McIver herself also stays mum on what kind of catharsis (or not) her paintings of her family bring her, or what she is trying to express. In fact, her relationship to her family warrants deeper exploration. As McIver notes, she is the only one of her family who isn’t religious and who got out of Greensboro as soon as she had the chance (citing the still palpable racism of the region as a motivating factor). Yet, no questions are asked of her mother or her other sister Roni about what they thought about this, or how it makes them feel. In another segment, Beverly laments that in her 40s, she longs to find a husband, but again this thought is left to drift as we learn little about her past relationships or how caring for Renee has impacted the prospects of finding a companion. But perhaps her biggest regret is leaving New York City to care for Renee just as her status in the art world was ascending. What could she have gained or where could she have gone if she had stayed? That speculation (or, again, insight from someone like Rubinstein) remains left to the viewer to cast.

In the footage we see in the all too brief, yet somehow still overlong 81 minutes, there appears to be an overly familiar relationship between the filmmakers, Ascher and Jordan, and Beverly, Renee and the rest of the family. And this (perceived) familiarity becomes an oversensitivity, which allows for the filmmakers to include a superfluous and unnecessary subplot about Beverly’s cats (really) over something (anything) else of more substance. Where are Beverly’s friends? What has been their perception of the changes (or not) in Beverly, whose main gripe about caring for Renee doesn’t seem to go further beyond mild irritation (for a rather charming interviewee, she seems adept at laughing off hard answers)? How did Roni feel that Beverly — who lives in New York by herself — was asked over her, and her church-going husband who live in Greensboro, to care for Renee? Did she feel that she couldn’t be trusted?

There is a myriad of complex emotions when it comes to caring for a disabled family member, but “Raising Renee” never mines them. The myopic view and insistence to stay strictly within the viewpoints of blood relatives Beverly and Renee prevents the film from having the kind of scope and perspective it so desperately needs.
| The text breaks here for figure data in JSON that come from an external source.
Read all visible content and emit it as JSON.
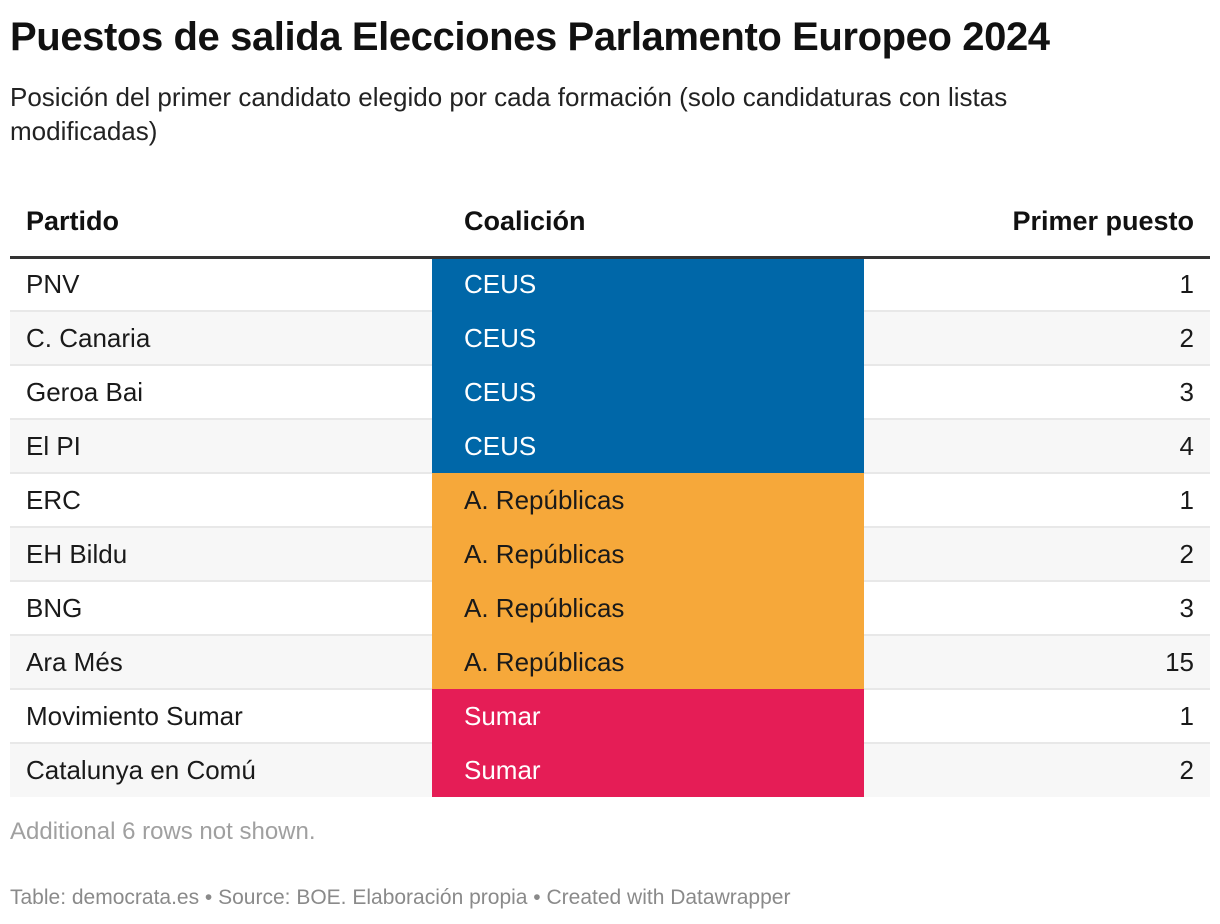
{
  "title": "Puestos de salida Elecciones Parlamento Europeo 2024",
  "subtitle": "Posición del primer candidato elegido por cada formación (solo candidaturas con listas modificadas)",
  "note": "Additional 6 rows not shown.",
  "footer": "Table: democrata.es • Source: BOE. Elaboración propia • Created with Datawrapper",
  "coalition_colors": {
    "CEUS": {
      "bg": "#0067a8",
      "fg": "#ffffff"
    },
    "A. Repúblicas": {
      "bg": "#f6a83a",
      "fg": "#1a1a1a"
    },
    "Sumar": {
      "bg": "#e51d56",
      "fg": "#ffffff"
    }
  },
  "chart_data": {
    "type": "table",
    "columns": [
      "Partido",
      "Coalición",
      "Primer puesto"
    ],
    "rows": [
      [
        "PNV",
        "CEUS",
        1
      ],
      [
        "C. Canaria",
        "CEUS",
        2
      ],
      [
        "Geroa Bai",
        "CEUS",
        3
      ],
      [
        "El PI",
        "CEUS",
        4
      ],
      [
        "ERC",
        "A. Repúblicas",
        1
      ],
      [
        "EH Bildu",
        "A. Repúblicas",
        2
      ],
      [
        "BNG",
        "A. Repúblicas",
        3
      ],
      [
        "Ara Més",
        "A. Repúblicas",
        15
      ],
      [
        "Movimiento Sumar",
        "Sumar",
        1
      ],
      [
        "Catalunya en Comú",
        "Sumar",
        2
      ]
    ]
  }
}
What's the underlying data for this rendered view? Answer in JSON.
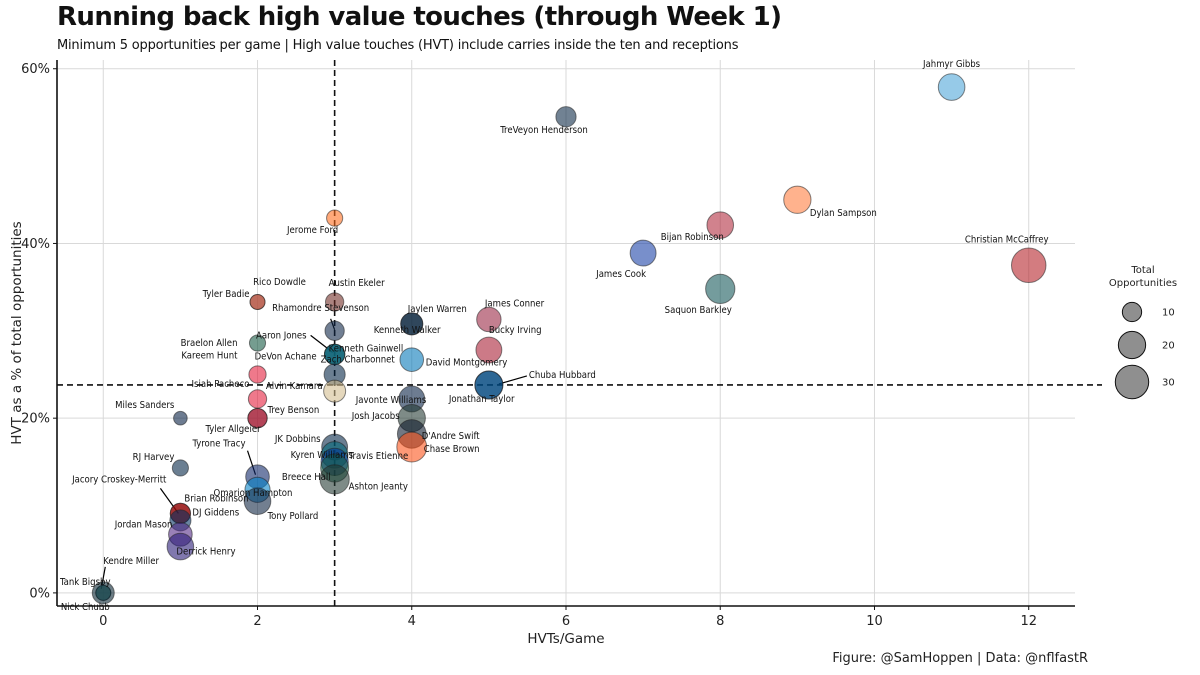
{
  "title": "Running back high value touches (through Week 1)",
  "subtitle": "Minimum 5 opportunities per game | High value touches (HVT) include carries inside the ten and receptions",
  "caption": "Figure: @SamHoppen | Data: @nflfastR",
  "chart_data": {
    "type": "scatter",
    "xlabel": "HVTs/Game",
    "ylabel": "HVT as a % of total opportunities",
    "xlim": [
      -0.6,
      12.6
    ],
    "ylim": [
      -1.5,
      61
    ],
    "xticks": [
      0,
      2,
      4,
      6,
      8,
      10,
      12
    ],
    "yticks": [
      0,
      20,
      40,
      60
    ],
    "ytick_labels": [
      "0%",
      "20%",
      "40%",
      "60%"
    ],
    "grid": true,
    "reference_lines": {
      "x": 3,
      "y": 23.8
    },
    "legend": {
      "title_line1": "Total",
      "title_line2": "Opportunities",
      "sizes": [
        10,
        20,
        30
      ],
      "placement": "right"
    },
    "points": [
      {
        "name": "Jahmyr Gibbs",
        "x": 11,
        "y": 57.9,
        "opp": 19,
        "color": "#4aa3d8"
      },
      {
        "name": "TreVeyon Henderson",
        "x": 6,
        "y": 54.5,
        "opp": 11,
        "color": "#0b2745"
      },
      {
        "name": "Dylan Sampson",
        "x": 9,
        "y": 45,
        "opp": 20,
        "color": "#ff7b3a"
      },
      {
        "name": "Jerome Ford",
        "x": 3,
        "y": 42.9,
        "opp": 7,
        "color": "#ff6a1a"
      },
      {
        "name": "Bijan Robinson",
        "x": 8,
        "y": 42.1,
        "opp": 19,
        "color": "#b0283a"
      },
      {
        "name": "James Cook",
        "x": 7,
        "y": 38.9,
        "opp": 18,
        "color": "#173ea6"
      },
      {
        "name": "Christian McCaffrey",
        "x": 12,
        "y": 37.5,
        "opp": 32,
        "color": "#b41e24"
      },
      {
        "name": "Saquon Barkley",
        "x": 8,
        "y": 34.8,
        "opp": 23,
        "color": "#0f5457"
      },
      {
        "name": "Rico Dowdle",
        "x": 2,
        "y": 33.3,
        "opp": 6,
        "color": "#034694"
      },
      {
        "name": "Austin Ekeler",
        "x": 3,
        "y": 33.3,
        "opp": 9,
        "color": "#6f2a22"
      },
      {
        "name": "Jaylen Warren",
        "x": 4,
        "y": 30.8,
        "opp": 13,
        "color": "#101820"
      },
      {
        "name": "James Conner",
        "x": 5,
        "y": 31.3,
        "opp": 16,
        "color": "#97233f"
      },
      {
        "name": "Tyler Badie",
        "x": 2,
        "y": 33.3,
        "opp": 6,
        "color": "#fb4f14"
      },
      {
        "name": "Rhamondre Stevenson",
        "x": 3,
        "y": 30,
        "opp": 10,
        "color": "#0b2245"
      },
      {
        "name": "Braelon Allen",
        "x": 2,
        "y": 28.6,
        "opp": 7,
        "color": "#125740"
      },
      {
        "name": "Kenneth Walker",
        "x": 4,
        "y": 30.8,
        "opp": 13,
        "color": "#002244"
      },
      {
        "name": "Aaron Jones",
        "x": 3,
        "y": 27.3,
        "opp": 11,
        "color": "#4f2683"
      },
      {
        "name": "Kenneth Gainwell",
        "x": 3,
        "y": 27.3,
        "opp": 11,
        "color": "#101820"
      },
      {
        "name": "Bucky Irving",
        "x": 5,
        "y": 27.8,
        "opp": 18,
        "color": "#a71930"
      },
      {
        "name": "DeVon Achane",
        "x": 3,
        "y": 27.3,
        "opp": 11,
        "color": "#008e97"
      },
      {
        "name": "David Montgomery",
        "x": 4,
        "y": 26.7,
        "opp": 15,
        "color": "#0076b6"
      },
      {
        "name": "Kareem Hunt",
        "x": 2,
        "y": 25,
        "opp": 8,
        "color": "#e31837"
      },
      {
        "name": "Zach Charbonnet",
        "x": 3,
        "y": 25,
        "opp": 12,
        "color": "#002244"
      },
      {
        "name": "Chuba Hubbard",
        "x": 5,
        "y": 23.8,
        "opp": 21,
        "color": "#0085ca"
      },
      {
        "name": "Isiah Pacheco",
        "x": 2,
        "y": 22.2,
        "opp": 9,
        "color": "#e31837"
      },
      {
        "name": "Alvin Kamara",
        "x": 3,
        "y": 23.1,
        "opp": 13,
        "color": "#d3bc8d"
      },
      {
        "name": "Javonte Williams",
        "x": 4,
        "y": 22.2,
        "opp": 18,
        "color": "#041e42"
      },
      {
        "name": "Jonathan Taylor",
        "x": 5,
        "y": 23.8,
        "opp": 21,
        "color": "#002c5f"
      },
      {
        "name": "Miles Sanders",
        "x": 1,
        "y": 20,
        "opp": 5,
        "color": "#041e42"
      },
      {
        "name": "Trey Benson",
        "x": 2,
        "y": 20,
        "opp": 10,
        "color": "#97233f"
      },
      {
        "name": "Josh Jacobs",
        "x": 4,
        "y": 20,
        "opp": 20,
        "color": "#203731"
      },
      {
        "name": "Tyler Allgeier",
        "x": 2,
        "y": 20,
        "opp": 10,
        "color": "#a71930"
      },
      {
        "name": "D'Andre Swift",
        "x": 4,
        "y": 18.2,
        "opp": 22,
        "color": "#0b162a"
      },
      {
        "name": "JK Dobbins",
        "x": 3,
        "y": 16.7,
        "opp": 18,
        "color": "#002244"
      },
      {
        "name": "Chase Brown",
        "x": 4,
        "y": 16.7,
        "opp": 24,
        "color": "#fb4f14"
      },
      {
        "name": "Travis Etienne",
        "x": 3,
        "y": 15.8,
        "opp": 19,
        "color": "#006778"
      },
      {
        "name": "Kyren Williams",
        "x": 3,
        "y": 15,
        "opp": 20,
        "color": "#003594"
      },
      {
        "name": "RJ Harvey",
        "x": 1,
        "y": 14.3,
        "opp": 7,
        "color": "#002244"
      },
      {
        "name": "Tyrone Tracy",
        "x": 2,
        "y": 13.3,
        "opp": 15,
        "color": "#0b2265"
      },
      {
        "name": "Breece Hall",
        "x": 3,
        "y": 14.3,
        "opp": 21,
        "color": "#125740"
      },
      {
        "name": "Ashton Jeanty",
        "x": 3,
        "y": 13,
        "opp": 23,
        "color": "#203731"
      },
      {
        "name": "Omarion Hampton",
        "x": 2,
        "y": 11.8,
        "opp": 17,
        "color": "#0080c6"
      },
      {
        "name": "Jacory Croskey-Merritt",
        "x": 1,
        "y": 9.1,
        "opp": 11,
        "color": "#5a1414"
      },
      {
        "name": "Tony Pollard",
        "x": 2,
        "y": 10.5,
        "opp": 19,
        "color": "#0c2340"
      },
      {
        "name": "Brian Robinson",
        "x": 1,
        "y": 9.1,
        "opp": 11,
        "color": "#aa0000"
      },
      {
        "name": "DJ Giddens",
        "x": 1,
        "y": 8.3,
        "opp": 12,
        "color": "#002c5f"
      },
      {
        "name": "Jordan Mason",
        "x": 1,
        "y": 6.7,
        "opp": 15,
        "color": "#4f2683"
      },
      {
        "name": "Derrick Henry",
        "x": 1,
        "y": 5.3,
        "opp": 19,
        "color": "#241773"
      },
      {
        "name": "Kendre Miller",
        "x": 0,
        "y": 0,
        "opp": 6,
        "color": "#d3bc8d"
      },
      {
        "name": "Tank Bigsby",
        "x": 0,
        "y": 0,
        "opp": 6,
        "color": "#006778"
      },
      {
        "name": "Nick Chubb",
        "x": 0,
        "y": 0,
        "opp": 13,
        "color": "#03202f"
      }
    ]
  }
}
Instead, the second half of the film slightly shifts focus to Renee herself, revealing a couple of harrowing facts about her life, followed by a sweet, promising change in her situation that makes her future unbelievably brighter than it has ever been. And while “Raising Renee” reaches a warm conclusion, it’s hardly enough to gloss over the slightness of the film, one in which cats and hand knit potholders are used to cover the harder edges of a much more compelling story that’s never told. [C]

“Raising Renee” airs on HBO2 on Wednesday, February 22 at 8 PM.